The way we’ve work-around this specific issue is by checking a table that we know for sure should have data and detected it not having any data, which implies, that server is in that intermediate copy state. However, this might result in such cases where that specific table has data, but others do not, thus, is a clutch and not a “mathematically accurate and reliable” solution.

@Gagik_Kyurkchyan sorry for the late reply, unfortunately I am having issues as I do not get notifications when a reply is posted, I’ll need to check how to solve this :slight_smile:

Regarding your issue, there is actually an endpoint in the MongoDB API that you can poll. In particular you can follow these docs: Atlas App Services API and just replace sync/data with sync/progress. So the full endpoint would be https://realm.mongodb.com/api/admin/v3.0/groups/{groupId}/apps/{appId}/sync/progress.
It’s an oversight that this endpoint has not been documented, but it should return something like this:

{
    "progress": {
        "testDB.Errand": {
            "started_at": "2021-09-21T20:32:06.267Z",
            "updated_at": "2021-09-21T20:32:18.511Z",
            "complete": true
        },
        "testDB.Task": {
            "started_at": "2021-09-21T20:32:06.253Z",
            "updated_at": "2021-09-21T20:32:18.52Z",
            "complete": true
        }
    }
}

This is used specifically for the sync initialisation phase, and it’s complete only after all the objects in the list have complete == true. Obviously this is not probably the straightforward API you’d expect but I hope it could help.

1 Like

Hi @Gagik_Kyurkchyan sorry for not giving you updates about the client reset loop issue, but it’s a little complex to investigate it.

I have a question. It seems I am able to reproduce the client reset loop only on Xamarin.iOS, but not on Xamarin.Android. Can you confirm that?

1 Like

As an update, we’ve created this issue here in realm core for the client reset loop.

1 Like

@papafe thanks so much for the replies. It seems I have the same issue as you I do not get notifications or they are lost :slight_smile:
Thanks for sharing the API to check for the status of the DB progress. I will play with this and see how we can make use of it within our application and replace the clutch we’ve put in.

As for the client reset loop, out app is based on Xamarin.Forms and targets iOS & UWP (but not Android). I haven’t checked for this issue on Android but we did observe this issue both on iOS and UWP.

@Gagik_Kyurkchyan I have actually asked internally and it seems that there is a problem with email notifications at the moment but they are working on it.

Thanks for the update.
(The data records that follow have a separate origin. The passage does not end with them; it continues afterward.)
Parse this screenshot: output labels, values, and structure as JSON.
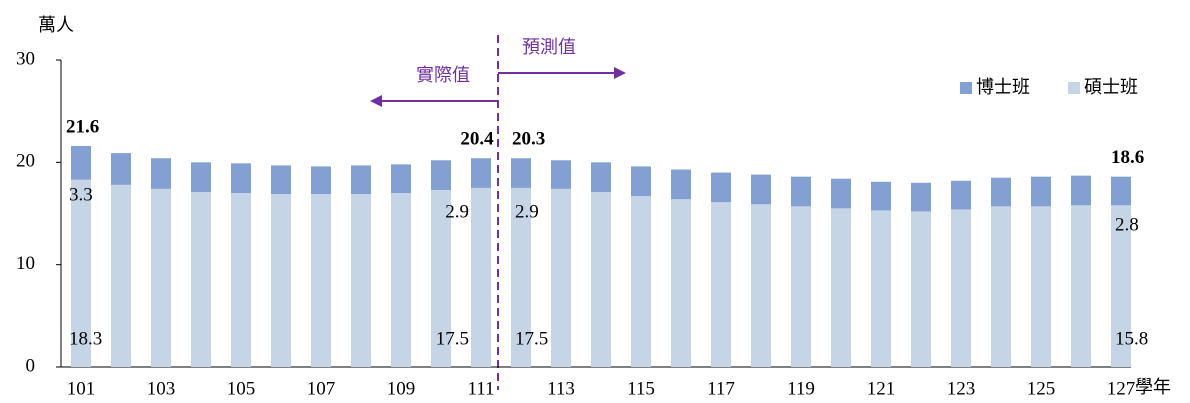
{
  "chart_data": {
    "type": "stacked_bar",
    "y_label": "萬人",
    "x_label": "學年",
    "categories": [
      "101",
      null,
      "103",
      null,
      "105",
      null,
      "107",
      null,
      "109",
      null,
      "111",
      null,
      "113",
      null,
      "115",
      null,
      "117",
      null,
      "119",
      null,
      "121",
      null,
      "123",
      null,
      "125",
      null,
      "127"
    ],
    "series": [
      {
        "name": "碩士班",
        "color": "#c5d5e6",
        "values": [
          18.3,
          17.8,
          17.4,
          17.1,
          17.0,
          16.9,
          16.9,
          16.9,
          17.0,
          17.3,
          17.5,
          17.5,
          17.4,
          17.1,
          16.7,
          16.4,
          16.1,
          15.9,
          15.7,
          15.5,
          15.3,
          15.2,
          15.4,
          15.7,
          15.7,
          15.8,
          15.8
        ],
        "value_labels": [
          "18.3",
          null,
          null,
          null,
          null,
          null,
          null,
          null,
          null,
          null,
          "17.5",
          "17.5",
          null,
          null,
          null,
          null,
          null,
          null,
          null,
          null,
          null,
          null,
          null,
          null,
          null,
          null,
          "15.8"
        ]
      },
      {
        "name": "博士班",
        "color": "#849fd2",
        "values": [
          3.3,
          3.1,
          3.0,
          2.9,
          2.9,
          2.8,
          2.7,
          2.8,
          2.8,
          2.9,
          2.9,
          2.9,
          2.8,
          2.9,
          2.9,
          2.9,
          2.9,
          2.9,
          2.9,
          2.9,
          2.8,
          2.8,
          2.8,
          2.8,
          2.9,
          2.9,
          2.8
        ],
        "value_labels": [
          "3.3",
          null,
          null,
          null,
          null,
          null,
          null,
          null,
          null,
          null,
          "2.9",
          "2.9",
          null,
          null,
          null,
          null,
          null,
          null,
          null,
          null,
          null,
          null,
          null,
          null,
          null,
          null,
          "2.8"
        ]
      }
    ],
    "total_labels": [
      "21.6",
      null,
      null,
      null,
      null,
      null,
      null,
      null,
      null,
      null,
      "20.4",
      "20.3",
      null,
      null,
      null,
      null,
      null,
      null,
      null,
      null,
      null,
      null,
      null,
      null,
      null,
      null,
      "18.6"
    ],
    "annotations": [
      "實際值",
      "預測值"
    ],
    "ylim": [
      0,
      30
    ],
    "yticks": [
      0,
      10,
      20,
      30
    ],
    "legend": "top-right",
    "grid": false
  }
}
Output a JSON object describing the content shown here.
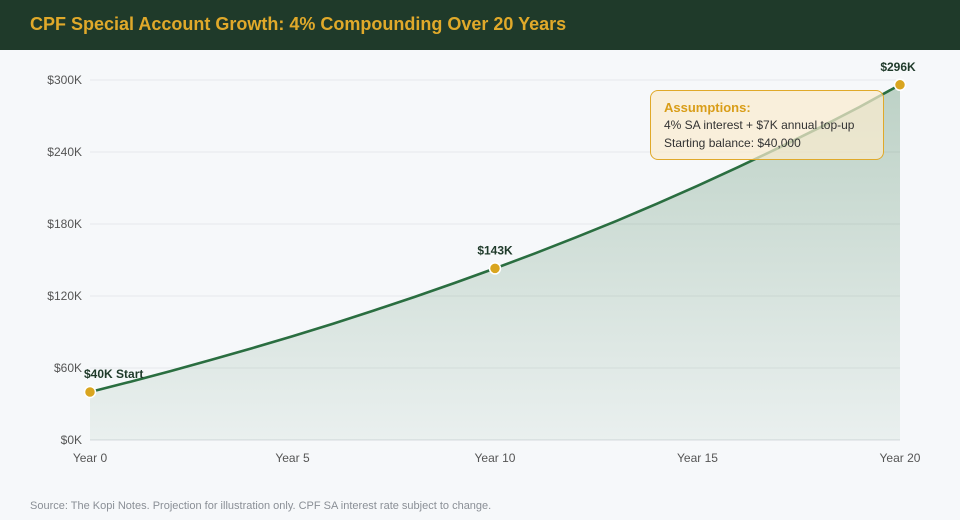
{
  "header": {
    "title": "CPF Special Account Growth: 4% Compounding Over 20 Years"
  },
  "assumptions": {
    "title": "Assumptions:",
    "lines": [
      "4% SA interest + $7K annual top-up",
      "Starting balance: $40,000"
    ]
  },
  "source": "Source: The Kopi Notes. Projection for illustration only. CPF SA interest rate subject to change.",
  "colors": {
    "header_bg": "#1f3a2a",
    "accent": "#e0a92a",
    "line": "#2a6e40",
    "area": "#2a6e40",
    "marker": "#d9a51f"
  },
  "chart_data": {
    "type": "area",
    "x_ticks": [
      "Year 0",
      "Year 5",
      "Year 10",
      "Year 15",
      "Year 20"
    ],
    "y_ticks": [
      "$0K",
      "$60K",
      "$120K",
      "$180K",
      "$240K",
      "$300K"
    ],
    "x": [
      0,
      1,
      2,
      3,
      4,
      5,
      6,
      7,
      8,
      9,
      10,
      11,
      12,
      13,
      14,
      15,
      16,
      17,
      18,
      19,
      20
    ],
    "y": [
      40,
      48.6,
      57.5,
      66.8,
      76.5,
      86.5,
      96.9,
      107.8,
      119.1,
      130.8,
      143,
      155.7,
      168.9,
      182.6,
      196.9,
      211.8,
      227.3,
      243.4,
      260.1,
      277.5,
      296
    ],
    "xlim": [
      0,
      20
    ],
    "ylim": [
      0,
      300
    ],
    "grid": true,
    "annotations": [
      {
        "x": 0,
        "y": 40,
        "label": "$40K Start"
      },
      {
        "x": 10,
        "y": 143,
        "label": "$143K"
      },
      {
        "x": 20,
        "y": 296,
        "label": "$296K"
      }
    ]
  }
}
I’ve actually tried it only on iOS and Android as I’ve played around with your example project.

Anyways, I’m sorry that you are experiencing the error with the loop but, unfortunately, it will not be an easy fix. So for now asking the user to restart the app would be the best option in my opinion. I understand your frustration but we need to be quite careful with the way we fix this.

1 Like

Hey @papafe
Sorry, I just realized I haven’t checked for this thread for a while and I havent’ received notification either :slight_smile:

Even though my exact problem wasn’t resolved, I am glad that you’ve acknowledged it and that I was able to pinpoint the issue :slight_smile: Thanks for the support so far. I think the workaround with restart, well not ideal, but it exists, and hopefully users won’t encounter it as client reset is something that should be avoided at all costs.

@Gagik_Kyurkchyan No worries :wink:
I’m glad that you think that you have a working solution for now. Actually we’re still investigating what is happening, but it’s quite difficult to pinpoint the cause.

Regarding the notifications, they have been fixed shortly after I sent my previous message, so hopefully you should get a notification for this and all the other messages you’ll receive in the future.

2 Likes

@Gagik_Kyurkchyan I have an update regarding this.
We discovered that the underlying cause is actually a timing issue. What you can do right now to solve the problem on your side is to add a delay before calling LoadAsync again after the client reset. Something like a couple of seconds seems to be fine on our side (await Task.Delay(2000)).
I obviously understand that this is a hacky solution, but it’s something you could work on if you really want to avoid letting the user restart the app in case of a client reset.

3 Likes

Thanks a lot, @papafe for the reply. Let us try this and get back to you. If it works, it’s definitely waaaay better than a restart!

2 Likes